Even in the violent street world, where gang life is lived out, as recent ethnographies of gangs have shown, it is never quite clear who is and who is not a “real gang” or “real gang member”. Some people may claim to be gangs and other around them might well dispute this and accuse of them of simply being “wanabees” (Garot, 2010). In the meantime such distinctions will not be recognized by enforcement agencies who, lacking all epistemological doubt, have no trouble finding gangs everywhere. Given that the number of gangs that can be found (high or low) depends more on the variables used to define them than the presence of real gangs in an area; it is of course possible to find as many or as few gangs as you need (Hallsworth and Young 2008). Quite what a suitable amount of gangs amounts to, is therefore a political more than a scientific construct. Which is why, in the context of the current debates around the riots, they are apparently everywhere.

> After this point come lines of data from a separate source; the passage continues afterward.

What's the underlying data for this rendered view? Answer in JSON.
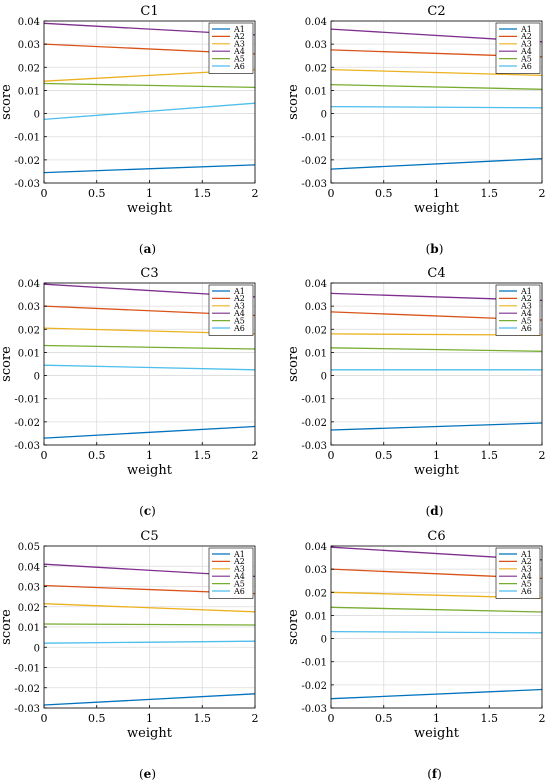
{
  "series_names": [
    "A1",
    "A2",
    "A3",
    "A4",
    "A5",
    "A6"
  ],
  "series_colors": [
    "#0072BD",
    "#D95319",
    "#EDB120",
    "#7E2F8E",
    "#77AC30",
    "#4DBEEE"
  ],
  "chart_data": [
    {
      "type": "line",
      "title": "C1",
      "caption": "(a)",
      "xlabel": "weight",
      "ylabel": "score",
      "xlim": [
        0,
        2
      ],
      "ylim": [
        -0.03,
        0.04
      ],
      "xticks": [
        "0",
        "0.5",
        "1",
        "1.5",
        "2"
      ],
      "yticks": [
        "-0.03",
        "-0.02",
        "-0.01",
        "0",
        "0.01",
        "0.02",
        "0.03",
        "0.04"
      ],
      "legend": "top-right",
      "grid": true,
      "x": [
        0,
        2
      ],
      "series": [
        {
          "name": "A1",
          "values": [
            -0.0255,
            -0.0222
          ]
        },
        {
          "name": "A2",
          "values": [
            0.03,
            0.0258
          ]
        },
        {
          "name": "A3",
          "values": [
            0.014,
            0.019
          ]
        },
        {
          "name": "A4",
          "values": [
            0.039,
            0.034
          ]
        },
        {
          "name": "A5",
          "values": [
            0.013,
            0.0113
          ]
        },
        {
          "name": "A6",
          "values": [
            -0.0025,
            0.0045
          ]
        }
      ]
    },
    {
      "type": "line",
      "title": "C2",
      "caption": "(b)",
      "xlabel": "weight",
      "ylabel": "score",
      "xlim": [
        0,
        2
      ],
      "ylim": [
        -0.03,
        0.04
      ],
      "xticks": [
        "0",
        "0.5",
        "1",
        "1.5",
        "2"
      ],
      "yticks": [
        "-0.03",
        "-0.02",
        "-0.01",
        "0",
        "0.01",
        "0.02",
        "0.03",
        "0.04"
      ],
      "legend": "top-right",
      "grid": true,
      "x": [
        0,
        2
      ],
      "series": [
        {
          "name": "A1",
          "values": [
            -0.024,
            -0.0195
          ]
        },
        {
          "name": "A2",
          "values": [
            0.0275,
            0.0245
          ]
        },
        {
          "name": "A3",
          "values": [
            0.019,
            0.0165
          ]
        },
        {
          "name": "A4",
          "values": [
            0.0365,
            0.031
          ]
        },
        {
          "name": "A5",
          "values": [
            0.0125,
            0.0105
          ]
        },
        {
          "name": "A6",
          "values": [
            0.003,
            0.0025
          ]
        }
      ]
    },
    {
      "type": "line",
      "title": "C3",
      "caption": "(c)",
      "xlabel": "weight",
      "ylabel": "score",
      "xlim": [
        0,
        2
      ],
      "ylim": [
        -0.03,
        0.04
      ],
      "xticks": [
        "0",
        "0.5",
        "1",
        "1.5",
        "2"
      ],
      "yticks": [
        "-0.03",
        "-0.02",
        "-0.01",
        "0",
        "0.01",
        "0.02",
        "0.03",
        "0.04"
      ],
      "legend": "top-right",
      "grid": true,
      "x": [
        0,
        2
      ],
      "series": [
        {
          "name": "A1",
          "values": [
            -0.027,
            -0.022
          ]
        },
        {
          "name": "A2",
          "values": [
            0.03,
            0.026
          ]
        },
        {
          "name": "A3",
          "values": [
            0.0205,
            0.018
          ]
        },
        {
          "name": "A4",
          "values": [
            0.0395,
            0.034
          ]
        },
        {
          "name": "A5",
          "values": [
            0.013,
            0.0115
          ]
        },
        {
          "name": "A6",
          "values": [
            0.0045,
            0.0025
          ]
        }
      ]
    },
    {
      "type": "line",
      "title": "C4",
      "caption": "(d)",
      "xlabel": "weight",
      "ylabel": "score",
      "xlim": [
        0,
        2
      ],
      "ylim": [
        -0.03,
        0.04
      ],
      "xticks": [
        "0",
        "0.5",
        "1",
        "1.5",
        "2"
      ],
      "yticks": [
        "-0.03",
        "-0.02",
        "-0.01",
        "0",
        "0.01",
        "0.02",
        "0.03",
        "0.04"
      ],
      "legend": "top-right",
      "grid": true,
      "x": [
        0,
        2
      ],
      "series": [
        {
          "name": "A1",
          "values": [
            -0.0235,
            -0.0205
          ]
        },
        {
          "name": "A2",
          "values": [
            0.0275,
            0.024
          ]
        },
        {
          "name": "A3",
          "values": [
            0.018,
            0.0175
          ]
        },
        {
          "name": "A4",
          "values": [
            0.0355,
            0.0325
          ]
        },
        {
          "name": "A5",
          "values": [
            0.012,
            0.0105
          ]
        },
        {
          "name": "A6",
          "values": [
            0.0025,
            0.0025
          ]
        }
      ]
    },
    {
      "type": "line",
      "title": "C5",
      "caption": "(e)",
      "xlabel": "weight",
      "ylabel": "score",
      "xlim": [
        0,
        2
      ],
      "ylim": [
        -0.03,
        0.05
      ],
      "xticks": [
        "0",
        "0.5",
        "1",
        "1.5",
        "2"
      ],
      "yticks": [
        "-0.03",
        "-0.02",
        "-0.01",
        "0",
        "0.01",
        "0.02",
        "0.03",
        "0.04",
        "0.05"
      ],
      "legend": "top-right",
      "grid": true,
      "x": [
        0,
        2
      ],
      "series": [
        {
          "name": "A1",
          "values": [
            -0.0285,
            -0.023
          ]
        },
        {
          "name": "A2",
          "values": [
            0.0305,
            0.0265
          ]
        },
        {
          "name": "A3",
          "values": [
            0.0215,
            0.0175
          ]
        },
        {
          "name": "A4",
          "values": [
            0.041,
            0.035
          ]
        },
        {
          "name": "A5",
          "values": [
            0.0115,
            0.011
          ]
        },
        {
          "name": "A6",
          "values": [
            0.002,
            0.003
          ]
        }
      ]
    },
    {
      "type": "line",
      "title": "C6",
      "caption": "(f)",
      "xlabel": "weight",
      "ylabel": "score",
      "xlim": [
        0,
        2
      ],
      "ylim": [
        -0.03,
        0.04
      ],
      "xticks": [
        "0",
        "0.5",
        "1",
        "1.5",
        "2"
      ],
      "yticks": [
        "-0.03",
        "-0.02",
        "-0.01",
        "0",
        "0.01",
        "0.02",
        "0.03",
        "0.04"
      ],
      "legend": "top-right",
      "grid": true,
      "x": [
        0,
        2
      ],
      "series": [
        {
          "name": "A1",
          "values": [
            -0.026,
            -0.022
          ]
        },
        {
          "name": "A2",
          "values": [
            0.03,
            0.026
          ]
        },
        {
          "name": "A3",
          "values": [
            0.02,
            0.0175
          ]
        },
        {
          "name": "A4",
          "values": [
            0.0395,
            0.034
          ]
        },
        {
          "name": "A5",
          "values": [
            0.0135,
            0.0115
          ]
        },
        {
          "name": "A6",
          "values": [
            0.003,
            0.0025
          ]
        }
      ]
    }
  ]
}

With this in mind let us now consider the term “gang affiliation” more closely. What precisely does this term mean: Does it mean gang member (that is, from perspective of enforcement, someone who meets the criteria necessary to be formally labeled as a gang member); or does this mean someone who has been seen by police officers associating with other (sic) “gang affiliated members”. The term is vague and vague terms need to be treated with considerable skepticism. As most young men who live in the areas where the disturbances occurred will know and often interact with gang members who are themselves integrated into wide friendship and kin networks (Gunter 2008) it would not be at all difficult to define most as in some sense “gang affiliated”.

The lesson of this is that we need to be very careful when we want to identify gangs and, beyond that, place them at the center of any criminal conspiracy. Adjudicating who is “gang affiliated” on the basis of a vague concept, imprecise measuring instruments, often dubious intelligence, in the context of a society whose way of imagining gangs owes more to a rich and disturbing fantasy life than informed understanding, must leave room for considerable doubt as to the merits of the gang land UK thesis as a plausible explanation for the riots.